All the ziricote I've seen, and have currently, is almost black... none of those rich brown tones.

Speaking of which, after a little inventorying this eve, I have more ziricote than I need for the foreseeable future. Most is in call-sized blanks (1.5"-1.75" square and 6"+ long), though I have one 3" square that is somewhere around 3' long. If anyone is seek7ng some ziricote let me know and I'll post some up.




AXEMAN58 said:


> Bean_counter said:
> 
> 
> > The ERC is definitely my favorite! Is the top left one bastard wood?
> ...


----------



## Bean_counter (Mar 19, 2013)

Maybe I should have done that terry. I used spar varnish hoping to get some uv protection since it will be in the sunlight. Haha didn't work lol...

SENC I might be interested in some that stuff. Post it up with some prices 

Michael


----------



## wyowoodwrker (Mar 20, 2013)

I have some zircote i got in a trade with Henry awesome stuff.
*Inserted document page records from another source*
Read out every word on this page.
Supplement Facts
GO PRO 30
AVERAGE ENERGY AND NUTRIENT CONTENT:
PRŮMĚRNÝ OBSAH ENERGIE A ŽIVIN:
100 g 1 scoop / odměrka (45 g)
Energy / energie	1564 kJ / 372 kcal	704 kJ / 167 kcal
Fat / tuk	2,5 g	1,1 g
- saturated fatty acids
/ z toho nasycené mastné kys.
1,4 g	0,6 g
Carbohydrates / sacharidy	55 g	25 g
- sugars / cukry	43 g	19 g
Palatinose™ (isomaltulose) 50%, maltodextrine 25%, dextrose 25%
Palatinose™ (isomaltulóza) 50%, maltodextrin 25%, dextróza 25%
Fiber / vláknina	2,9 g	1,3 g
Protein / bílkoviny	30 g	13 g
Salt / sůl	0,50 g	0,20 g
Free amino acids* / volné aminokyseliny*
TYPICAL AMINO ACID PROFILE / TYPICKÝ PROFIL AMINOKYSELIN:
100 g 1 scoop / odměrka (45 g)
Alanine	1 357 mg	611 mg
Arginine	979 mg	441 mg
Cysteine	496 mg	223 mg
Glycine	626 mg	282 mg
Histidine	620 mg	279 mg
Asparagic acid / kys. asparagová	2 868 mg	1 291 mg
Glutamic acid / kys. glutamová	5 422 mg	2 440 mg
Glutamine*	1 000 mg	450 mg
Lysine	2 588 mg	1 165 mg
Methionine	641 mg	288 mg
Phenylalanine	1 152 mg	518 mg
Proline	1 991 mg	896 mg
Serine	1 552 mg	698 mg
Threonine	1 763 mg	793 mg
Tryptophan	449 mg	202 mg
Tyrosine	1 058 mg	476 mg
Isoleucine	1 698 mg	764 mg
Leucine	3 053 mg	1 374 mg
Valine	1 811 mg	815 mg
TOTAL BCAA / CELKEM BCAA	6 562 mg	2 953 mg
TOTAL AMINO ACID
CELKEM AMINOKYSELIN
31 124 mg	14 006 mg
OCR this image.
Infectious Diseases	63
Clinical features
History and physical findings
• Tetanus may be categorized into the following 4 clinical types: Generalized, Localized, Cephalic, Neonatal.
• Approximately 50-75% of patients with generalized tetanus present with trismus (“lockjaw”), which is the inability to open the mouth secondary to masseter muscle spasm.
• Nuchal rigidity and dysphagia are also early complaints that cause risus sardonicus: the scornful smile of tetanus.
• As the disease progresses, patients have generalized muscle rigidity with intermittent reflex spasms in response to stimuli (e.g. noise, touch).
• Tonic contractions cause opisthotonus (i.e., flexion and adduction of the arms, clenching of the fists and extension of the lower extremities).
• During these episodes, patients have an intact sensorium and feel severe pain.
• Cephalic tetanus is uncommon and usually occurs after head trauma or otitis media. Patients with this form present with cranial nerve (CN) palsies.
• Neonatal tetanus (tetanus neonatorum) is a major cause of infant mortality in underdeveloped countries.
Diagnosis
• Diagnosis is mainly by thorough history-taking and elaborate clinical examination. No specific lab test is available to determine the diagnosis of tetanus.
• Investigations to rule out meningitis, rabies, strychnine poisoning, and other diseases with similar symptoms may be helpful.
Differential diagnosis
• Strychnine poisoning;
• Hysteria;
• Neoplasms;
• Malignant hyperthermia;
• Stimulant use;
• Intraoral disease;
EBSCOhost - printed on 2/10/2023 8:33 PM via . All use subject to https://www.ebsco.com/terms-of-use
As soon as i get my steady rest made its going to become part of a cue handle.... cant wait.....stupid j o b..... is a p.i.t.a ruins my fun time
Although the body shop saidi should have my truck back next week yeah.... now i can go snag that cotton wood log.


----------



## Patrude (Mar 21, 2013)

AXEMAN58 said:


> I finally got my new lathe set up and running, so I took the opportunity to turn a few stoppers. I got a real surprise when I dug out some blanks and found something I've never seen before in the form of Splated ERC. I would love to know if others have found this in ERC . Here's a couple of pics.



Nice work. Hope you enjoy the new lathe. "one good turn deserves another":


----------